MT Anderson is probably one of the best YA authors currently writing. He’s tackled dystopian society hipsters in Feed and the life of a brilliant slave/social experiment in Revolutionary-era Boston in The Astonishing Life of Octavian Nothing with equal skill and depth of emotion. He pushes boundaries, and I think he’s done a lot for YA as a genre.
So I was really psyched to see Anderson included in NPR’s Visionaries series. Read the article and listen to the podcast here. One part I especially liked:
“Older teens tend to write to me and say, ‘Thank you for not writing down to teenagers,’ ” Anderson explained. “And then there are the letters from adults who say, ‘This is such a good book, why did you write it for teens?’ And feel like, ‘What, you should write a [expletive] book for teens, is that the idea?’”

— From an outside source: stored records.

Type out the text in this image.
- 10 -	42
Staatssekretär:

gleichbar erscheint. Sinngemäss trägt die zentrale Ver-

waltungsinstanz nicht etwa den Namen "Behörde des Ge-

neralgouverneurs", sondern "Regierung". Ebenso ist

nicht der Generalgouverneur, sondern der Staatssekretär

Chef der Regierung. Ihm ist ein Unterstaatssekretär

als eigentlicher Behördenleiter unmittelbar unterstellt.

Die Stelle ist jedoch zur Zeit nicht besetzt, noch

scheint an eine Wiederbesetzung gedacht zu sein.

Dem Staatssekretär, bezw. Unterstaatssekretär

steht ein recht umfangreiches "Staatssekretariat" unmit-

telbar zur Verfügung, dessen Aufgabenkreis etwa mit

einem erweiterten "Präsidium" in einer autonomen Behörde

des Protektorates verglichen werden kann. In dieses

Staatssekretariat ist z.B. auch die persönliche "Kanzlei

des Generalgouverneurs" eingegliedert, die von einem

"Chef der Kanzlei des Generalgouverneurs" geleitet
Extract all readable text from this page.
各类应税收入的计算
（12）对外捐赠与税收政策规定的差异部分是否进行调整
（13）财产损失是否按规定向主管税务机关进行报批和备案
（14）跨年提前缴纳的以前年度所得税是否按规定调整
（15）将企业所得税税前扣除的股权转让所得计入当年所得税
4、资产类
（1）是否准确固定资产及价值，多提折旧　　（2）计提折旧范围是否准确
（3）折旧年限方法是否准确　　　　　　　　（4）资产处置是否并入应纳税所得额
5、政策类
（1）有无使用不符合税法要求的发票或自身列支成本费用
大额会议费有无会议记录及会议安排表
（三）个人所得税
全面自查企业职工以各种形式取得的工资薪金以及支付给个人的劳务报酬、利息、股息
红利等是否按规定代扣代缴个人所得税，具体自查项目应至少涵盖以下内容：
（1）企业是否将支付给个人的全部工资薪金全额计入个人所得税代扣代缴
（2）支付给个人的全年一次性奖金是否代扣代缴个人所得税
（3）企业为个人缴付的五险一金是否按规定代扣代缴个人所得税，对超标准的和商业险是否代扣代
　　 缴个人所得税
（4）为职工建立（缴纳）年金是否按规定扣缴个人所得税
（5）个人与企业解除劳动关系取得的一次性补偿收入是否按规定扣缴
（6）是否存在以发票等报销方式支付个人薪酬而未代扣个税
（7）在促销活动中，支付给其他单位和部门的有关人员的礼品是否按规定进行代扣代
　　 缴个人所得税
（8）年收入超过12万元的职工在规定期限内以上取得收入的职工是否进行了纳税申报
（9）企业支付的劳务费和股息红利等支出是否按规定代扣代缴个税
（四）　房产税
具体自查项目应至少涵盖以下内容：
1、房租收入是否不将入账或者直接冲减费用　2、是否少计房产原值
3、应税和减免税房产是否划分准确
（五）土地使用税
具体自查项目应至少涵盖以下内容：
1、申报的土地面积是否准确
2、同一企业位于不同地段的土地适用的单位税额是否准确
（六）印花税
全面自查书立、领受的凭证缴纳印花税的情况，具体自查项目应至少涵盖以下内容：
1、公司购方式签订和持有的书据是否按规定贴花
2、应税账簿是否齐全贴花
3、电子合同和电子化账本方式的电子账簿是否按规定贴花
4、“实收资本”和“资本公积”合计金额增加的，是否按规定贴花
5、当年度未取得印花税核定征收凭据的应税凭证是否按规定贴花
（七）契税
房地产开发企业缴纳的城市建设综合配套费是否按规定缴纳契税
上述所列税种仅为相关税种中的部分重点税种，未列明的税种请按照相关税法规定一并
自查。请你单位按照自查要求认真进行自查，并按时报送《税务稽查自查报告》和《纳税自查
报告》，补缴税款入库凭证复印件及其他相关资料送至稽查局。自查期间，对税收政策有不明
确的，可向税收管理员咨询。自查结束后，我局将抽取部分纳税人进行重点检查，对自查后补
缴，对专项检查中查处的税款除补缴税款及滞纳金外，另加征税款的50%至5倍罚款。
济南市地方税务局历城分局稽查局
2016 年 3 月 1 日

I think this is why some YA and children’s writers find major success. Their goal isn’t to write a book “for teens” or to “teach children.” They just write good books that appeal especially to children and teens. If adults like those books too, it’s because they’re good books. Kids and teens deserve books that are held to a literary standard like any book you’d put in the general fiction section.
PS–I also had the opportunity to meet Anderson at an NCBLA event last year. He and lots of other amazing authors were signing books afterward, and I got Anderson’s signature. He was very cool and I had a major inner fangirl moment.